The price of both gold and silver rose last week despite a spike in US bond yields and a stronger dollar, spurring on speculation that any tapering measures have largely been discounted into their prices.
Since bullion’s July low its price has now risen by 14 per cent, while silver, enjoying a 1.1 per cent gain last week, is now up by 27 per cent over the past eight weeks.
ETF Securities head of research and investment strategy Nicholas Brooks says: “While the surge in US bond yields is pressuring many financial assets, precious metals took the latest release of the Fed’s FOMC minutes in stride, ignoring the Fed’s statement that it is ’broadly comfortable’ with moving ahead with reductions in bond buying in the near future.
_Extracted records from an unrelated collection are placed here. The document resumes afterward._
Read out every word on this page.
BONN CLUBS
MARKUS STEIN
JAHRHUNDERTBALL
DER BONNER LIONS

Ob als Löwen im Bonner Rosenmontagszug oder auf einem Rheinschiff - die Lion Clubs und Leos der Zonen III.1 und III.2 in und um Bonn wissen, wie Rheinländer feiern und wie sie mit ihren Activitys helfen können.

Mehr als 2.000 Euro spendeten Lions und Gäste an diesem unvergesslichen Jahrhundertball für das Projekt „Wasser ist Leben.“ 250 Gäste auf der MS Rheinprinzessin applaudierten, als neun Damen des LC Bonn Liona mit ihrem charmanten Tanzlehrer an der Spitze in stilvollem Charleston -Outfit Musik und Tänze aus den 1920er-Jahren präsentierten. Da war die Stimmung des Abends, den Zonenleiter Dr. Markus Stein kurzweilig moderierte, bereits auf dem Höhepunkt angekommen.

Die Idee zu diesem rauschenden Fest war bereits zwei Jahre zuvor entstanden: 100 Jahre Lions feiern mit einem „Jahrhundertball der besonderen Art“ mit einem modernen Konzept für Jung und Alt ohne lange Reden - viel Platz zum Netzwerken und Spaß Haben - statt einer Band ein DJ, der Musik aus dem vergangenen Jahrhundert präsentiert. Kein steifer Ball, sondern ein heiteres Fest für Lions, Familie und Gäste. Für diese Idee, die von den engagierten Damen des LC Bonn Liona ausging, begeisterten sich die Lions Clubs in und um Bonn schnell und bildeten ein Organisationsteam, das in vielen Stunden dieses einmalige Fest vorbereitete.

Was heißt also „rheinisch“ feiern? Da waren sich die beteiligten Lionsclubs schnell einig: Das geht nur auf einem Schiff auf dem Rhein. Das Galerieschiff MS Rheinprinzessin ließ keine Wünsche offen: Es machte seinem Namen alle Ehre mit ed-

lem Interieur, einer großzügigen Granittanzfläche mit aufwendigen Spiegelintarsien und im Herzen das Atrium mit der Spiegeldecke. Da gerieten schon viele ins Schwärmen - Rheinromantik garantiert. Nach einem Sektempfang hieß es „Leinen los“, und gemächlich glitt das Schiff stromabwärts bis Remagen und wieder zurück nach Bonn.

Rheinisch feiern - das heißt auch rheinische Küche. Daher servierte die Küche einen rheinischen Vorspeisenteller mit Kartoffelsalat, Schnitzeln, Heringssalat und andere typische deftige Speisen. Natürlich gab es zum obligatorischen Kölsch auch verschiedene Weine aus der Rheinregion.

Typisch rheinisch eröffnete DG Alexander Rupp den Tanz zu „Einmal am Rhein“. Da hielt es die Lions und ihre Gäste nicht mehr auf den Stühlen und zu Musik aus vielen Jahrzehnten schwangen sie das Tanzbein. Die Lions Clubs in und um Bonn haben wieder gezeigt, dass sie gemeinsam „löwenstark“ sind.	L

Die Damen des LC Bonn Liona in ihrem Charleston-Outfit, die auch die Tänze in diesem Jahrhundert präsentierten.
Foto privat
“The fact that both gold and silver prices ended the week higher indicates that the start of Fed tapering may have already been largely been priced in to precious metals prices.”
The recent rebound in precious metals prices appears to have triggered some profit-taking, with £50m flowing out of precious metals exchange traded products last week. However physical buyers, especially in Asia, are taking up the slack, says Brooks.
Hargreaves Lansdown senior investment manager Adrian Lowcock says: ”Gold has a place in portfolios as it can provide an insurance policy and will protect investors over the long term effects of quantitative easing. But investors should be wary of short term performance as the gold price can be sensitive to political decisions.”